Canada’s Favourite Ballpark contest is here! Please vote for your favourite ballpark below. The ballpark that receives the most votes by August 8th at 10am ET will advance to the semi-final round.
Best of Luck to all ballparks!
Stade de Baseball Julien Morin de Coaticook – Coaticook, QC
The Coaticook stadium was built in 1963. That year, the Coaticook Canadians adhered to the provincial league. The wood made seats in the dugouts were purchased from the Montreal Royals.
In 1973, the stadium was the host of the Bantam championships.
Following Sherbrooke’s Amédée-Roy stadium renovations, LBJM A’s team moved to Coaticook for the 1981-1982 seasons.
Then Coaticook hosted the Senior provincial championship in 1991 and 1992. The following year, Coaticook hosted the Senior Nationals.
In 1995, new bleachers were installed (650) as well as a Bar-VIP section.
In 1997, the stadium changed its name to Julien Morin Stadium, honouring a great sport icon of this region.
In 2002, Coaticook hosted the World Junior Championship and for this occasion, the playing surface was enhanced with grass infield and a new warning track.
Finally in 2010, other improvements have been scheduled in preparation for the 2013 Canada Games: new bleachers, new scoreboard, new fence and new sound system.
Over the years, several people have enjoyed the stadium for its beauty, its bleachers close to the action and players.
All that for a small city with a population of 7,500.
Labatt Memorial Park – London, Ontario
There is no doubt that Labatt Memorial Park in London, Ontario is Canada’s favourite ballpark. It must be, as whenever a true fan of the grand old game visits the park, particularly for the first time, a smile erupts, as they look around to capture the “aura of baseball” that dominates the setting.
Canada’s and arguably the world’s oldest continuously operating baseball park, Labatt Memorial Park, hosted its first game on May 3, 1877. Just three weeks later, in front of 8,000 fans, the National League Champion – Boston Red Stockings edged the London Tecumsehs 7-6. The park has been owned by the City of London since 1936. A new grandstand was built for the 2001 Canada Games.
The park is used constantly and for the past 134 years has been the home of minor, senior and professional baseball.

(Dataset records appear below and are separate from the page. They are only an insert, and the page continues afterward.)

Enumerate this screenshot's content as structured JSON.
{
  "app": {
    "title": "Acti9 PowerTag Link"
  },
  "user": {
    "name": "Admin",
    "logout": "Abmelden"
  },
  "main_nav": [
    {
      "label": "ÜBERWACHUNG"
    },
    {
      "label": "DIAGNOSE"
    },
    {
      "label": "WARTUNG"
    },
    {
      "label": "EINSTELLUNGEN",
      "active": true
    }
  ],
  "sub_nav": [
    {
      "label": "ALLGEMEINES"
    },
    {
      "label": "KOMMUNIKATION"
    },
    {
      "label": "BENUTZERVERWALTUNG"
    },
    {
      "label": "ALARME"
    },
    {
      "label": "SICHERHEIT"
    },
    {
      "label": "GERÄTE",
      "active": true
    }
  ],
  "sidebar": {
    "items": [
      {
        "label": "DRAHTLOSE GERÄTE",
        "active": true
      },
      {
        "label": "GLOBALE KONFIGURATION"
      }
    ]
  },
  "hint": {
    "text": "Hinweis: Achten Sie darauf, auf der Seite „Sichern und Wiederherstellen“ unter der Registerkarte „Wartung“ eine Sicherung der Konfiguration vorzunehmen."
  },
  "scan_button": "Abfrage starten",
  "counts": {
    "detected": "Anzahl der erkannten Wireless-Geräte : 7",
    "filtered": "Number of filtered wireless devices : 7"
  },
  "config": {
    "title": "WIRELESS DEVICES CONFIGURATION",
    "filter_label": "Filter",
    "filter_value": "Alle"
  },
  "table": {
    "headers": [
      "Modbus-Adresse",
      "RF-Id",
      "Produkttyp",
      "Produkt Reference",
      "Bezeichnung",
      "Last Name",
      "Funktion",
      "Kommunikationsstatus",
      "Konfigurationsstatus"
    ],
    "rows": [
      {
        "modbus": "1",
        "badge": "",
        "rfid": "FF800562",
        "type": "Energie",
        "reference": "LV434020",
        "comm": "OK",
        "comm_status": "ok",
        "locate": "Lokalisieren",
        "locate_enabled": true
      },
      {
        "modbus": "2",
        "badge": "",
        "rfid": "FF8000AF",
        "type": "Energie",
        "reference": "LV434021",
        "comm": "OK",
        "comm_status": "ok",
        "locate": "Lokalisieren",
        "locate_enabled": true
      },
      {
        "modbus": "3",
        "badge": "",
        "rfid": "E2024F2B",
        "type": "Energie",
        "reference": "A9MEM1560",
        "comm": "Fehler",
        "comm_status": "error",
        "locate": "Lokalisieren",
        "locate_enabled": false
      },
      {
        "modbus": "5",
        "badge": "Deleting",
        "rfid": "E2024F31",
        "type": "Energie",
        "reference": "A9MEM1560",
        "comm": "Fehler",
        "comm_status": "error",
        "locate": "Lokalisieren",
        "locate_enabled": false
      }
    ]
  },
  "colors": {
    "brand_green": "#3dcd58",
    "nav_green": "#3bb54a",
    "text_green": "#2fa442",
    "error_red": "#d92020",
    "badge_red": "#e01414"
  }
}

Mooney Gibson, Satchel Paige, Ferguson Jenkins, Lester B. Pearson and Wayne Gretzky are just some of the notables who have played at the park.
The field is maintained in pristine condition by the City of London, as a tribute to players past and present; a true community treasure and worthy of the title of Canada’s Favourite Ballpark.
Citizen Field – Prince George, BC
Citizen Field is home to Prince George Youth Baseball Association, Prince George Senior Baseball League and the nation’s premier international tournament, the World Baseball Challenge. Officially opened in 2006, it is surrounded by lush green trees that provide a picturesque backdrop to the field on Del Laverdure Way in Carrie Jane Gray Park, and has provided the world a stage in 2009 and 2011 -- after this summer, teams from Germany, USA, Canada, Bahamas, Cuba, Chinese Taipei, Japan and Beijing will have all played there -- while also being ready to welcome the Baseball Canada Senior Championship in 2012. A cozy park with a signature electronic scoreboard, “monster” left-field fence and classic dugouts, has a twin next door in the newly re-surfaced Rotary Field. Those improvements are compliments of the supportive leadership at the City of Prince George. The two fields, both with lights, combine to form Canada’s best tournament setup.
The professionally-groomed and maintained Citizen Field, which features clay-brick foundations for the mound, bullpens and plate areas, replaced Monty Gabriele Park, which hosted countless tournaments, the highlight of which was the 2002 Baseball Canada Senior Championship.
Canada’s best park – a grand slam!
St. Pats Ballpark – St. John’s, NL
Set in the heart of St. John's, the oldest city in North America, sits St Pat's Ballpark, home to the oldest continuous senior baseball league in the country. Nestled down in a valley, and having a hitter’s backdrop of lush greenery and trees surrounding the field, some would argue it's one of the nicest parks in the country.
St. Pat's has been home to baseball in St John's since 1947. The ballpark was built with the help of the American Servicemen stationed at Fort Pepperell (Pleasantville) during World War II.
St. Pat's has showcased a National Junior Championship in 1966, a Canada Games in 1977, and 2 Senior Nationals (1982 and 1997).
St. Pat's is fully equipped with lights, press box, scoreboard, and full canteen service so fans can enjoy a hot dog during a ball game. It has a full Clubhouse which includes the "Joe Wadden Room", which doubles as both a social meeting room and museum of local baseball.